On Thursday, my colleague Jeffrey Meyer noted how the Washington Post's Mike DeBonis failed to explain to readers how unionized retail outlets would benefit from an exemption in the cynically-titled Large Retailer Accountability Act, the D.C. Council bill that would require large retail chains like Walmart to pay employees at least $12.50/hour.
Today, to their credit, Post editors did publish a 12-paragraph piece by the Post's Lydia DePillis, who noted that it was "labor leaders" who "drafted the bill originally" and attempted to blackmail Walmart, saying "they would pull the bill if" the company "agreed to collective bargaining." DePillis also quoted an anonymous source on a city councilman's staff explaining "when all labor pulls in one direction, that is a powerful thing to this council." All the same, DePillis still failed to explain just how pro-union and anti-worker's rights the Act would be, nor did she quote any opponents of the bill in her story.
"If the measure stands, whether or not Wal-Mart follows through on its threat to leave D.C., unions will have avoided their nightmare scenario. Having a low-wage, non-union competitor figuring into future bargaining sessions with the area’s unionized grocers," DePillis observed, couching labor unions as a victim of more competition and lower prices in the retail sector in the District. Of course, the average consumer, particularly the cash-strapped consumer, would benefit, but DePillis failed to find anyone to represent that perspective.
Instead, DePillis proceeded to quote AFL-CIO official Joslyn Williams saying, that if Walmart builds stores in the District and succeeds in drawing customers, that “Giant and Safeway [would] be saying we’re losing money, we need givebacks from the workers."
A few paragraphs earlier, DePillis quoted another labor activist, Mike Wilson of the United Food and Commercial Workers Union giving his analysis about mayoral candidate Councilman Jack Evans (D-Ward 2) simultaneously backing the pro-union bill while also supporting lower sales taxes in the city budget. "I think that he's thinking the real reason businesses come to the city is that there are incentives in place, Wilson said. That may be true, but it's also quite likely that Evans's calculus isn't designed so much on economic development but on some sort of balancing act where he can win over labor union voters but keep enough other business interests happy that he gets their campaign contributions.
At any rate, no Walmart official was quoted in the entire piece, nor any average Joe on the street for his opinion.
What's more, once again, the Post failed to note how the Large Retailer Accountability Act actually disempowers the individual employee by forbidding individual workers from making wage and benefit negotiations with a large retailer which yield a pay rate lower than the $12.50 minimum.
Here's the relevant text from the bill (emphasis mine):
Any waiver by an individual of any of the provisions of this act shall be deemed contrary to public policy and shall be void and unenforceable, except that employees are not barred from entering into a written valid collective bargaining agreement waiving provisions of this act if such waiver is set forth in clear and unambiguous terms.

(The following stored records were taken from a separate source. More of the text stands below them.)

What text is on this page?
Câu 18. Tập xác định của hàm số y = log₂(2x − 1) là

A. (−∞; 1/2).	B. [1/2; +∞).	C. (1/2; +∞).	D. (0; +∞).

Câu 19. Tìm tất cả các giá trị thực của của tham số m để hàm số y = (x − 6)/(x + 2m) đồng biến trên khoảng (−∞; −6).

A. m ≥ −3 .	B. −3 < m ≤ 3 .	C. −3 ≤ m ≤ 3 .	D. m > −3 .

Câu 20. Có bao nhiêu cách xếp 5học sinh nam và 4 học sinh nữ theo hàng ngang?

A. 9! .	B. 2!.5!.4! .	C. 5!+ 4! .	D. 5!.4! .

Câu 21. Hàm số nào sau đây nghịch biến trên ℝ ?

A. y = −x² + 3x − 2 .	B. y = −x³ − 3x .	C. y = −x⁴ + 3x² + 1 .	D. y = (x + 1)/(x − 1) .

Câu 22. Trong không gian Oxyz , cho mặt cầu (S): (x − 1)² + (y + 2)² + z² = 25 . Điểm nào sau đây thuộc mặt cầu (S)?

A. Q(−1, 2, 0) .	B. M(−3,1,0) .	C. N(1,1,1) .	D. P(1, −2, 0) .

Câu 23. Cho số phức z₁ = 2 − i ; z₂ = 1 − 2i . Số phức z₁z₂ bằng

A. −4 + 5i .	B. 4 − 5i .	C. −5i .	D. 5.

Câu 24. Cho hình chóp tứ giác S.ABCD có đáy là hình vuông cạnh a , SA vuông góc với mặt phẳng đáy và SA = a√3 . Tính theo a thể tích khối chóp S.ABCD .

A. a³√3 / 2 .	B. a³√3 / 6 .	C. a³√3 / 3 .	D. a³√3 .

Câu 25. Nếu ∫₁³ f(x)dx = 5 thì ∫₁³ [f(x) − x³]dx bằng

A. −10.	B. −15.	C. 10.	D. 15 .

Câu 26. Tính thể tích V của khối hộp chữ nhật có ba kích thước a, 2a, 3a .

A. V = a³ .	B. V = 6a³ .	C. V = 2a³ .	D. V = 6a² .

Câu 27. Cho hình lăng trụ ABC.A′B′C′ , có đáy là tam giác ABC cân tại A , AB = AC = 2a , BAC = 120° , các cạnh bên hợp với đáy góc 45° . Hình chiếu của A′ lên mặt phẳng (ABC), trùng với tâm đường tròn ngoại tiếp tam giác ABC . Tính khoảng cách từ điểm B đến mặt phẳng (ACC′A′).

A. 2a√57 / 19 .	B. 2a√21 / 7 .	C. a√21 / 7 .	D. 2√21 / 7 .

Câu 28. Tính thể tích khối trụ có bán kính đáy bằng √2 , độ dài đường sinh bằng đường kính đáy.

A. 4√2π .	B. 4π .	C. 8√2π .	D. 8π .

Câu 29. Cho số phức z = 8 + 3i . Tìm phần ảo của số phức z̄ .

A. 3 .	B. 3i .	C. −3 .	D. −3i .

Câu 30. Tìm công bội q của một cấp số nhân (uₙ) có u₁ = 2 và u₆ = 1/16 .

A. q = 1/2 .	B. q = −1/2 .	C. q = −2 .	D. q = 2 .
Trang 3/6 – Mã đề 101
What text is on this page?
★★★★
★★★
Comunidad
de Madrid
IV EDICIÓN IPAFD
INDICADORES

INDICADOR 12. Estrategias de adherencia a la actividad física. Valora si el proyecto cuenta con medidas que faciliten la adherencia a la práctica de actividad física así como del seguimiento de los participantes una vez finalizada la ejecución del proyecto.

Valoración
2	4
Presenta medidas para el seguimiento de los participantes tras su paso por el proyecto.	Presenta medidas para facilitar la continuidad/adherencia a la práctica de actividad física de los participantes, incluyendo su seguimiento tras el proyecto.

So it's fine and dandy to labor union activists and liberal Democratic councilmen for a retail employee in Washington, D.C., to get paid less than $12.50/hour "living wage" under the bill, just so long as it's through a union labor-derived collective bargaining agreement, which naturally means joining a union and paying dues to the same.
The law in question expressly forbids and declares null and void any personal arrangements and negotiations an employee could arrive at with his employer. The rights of contract of both the worker and the employer are infringed by the law, but the Post fails to see how the little guy can be a victim in all this.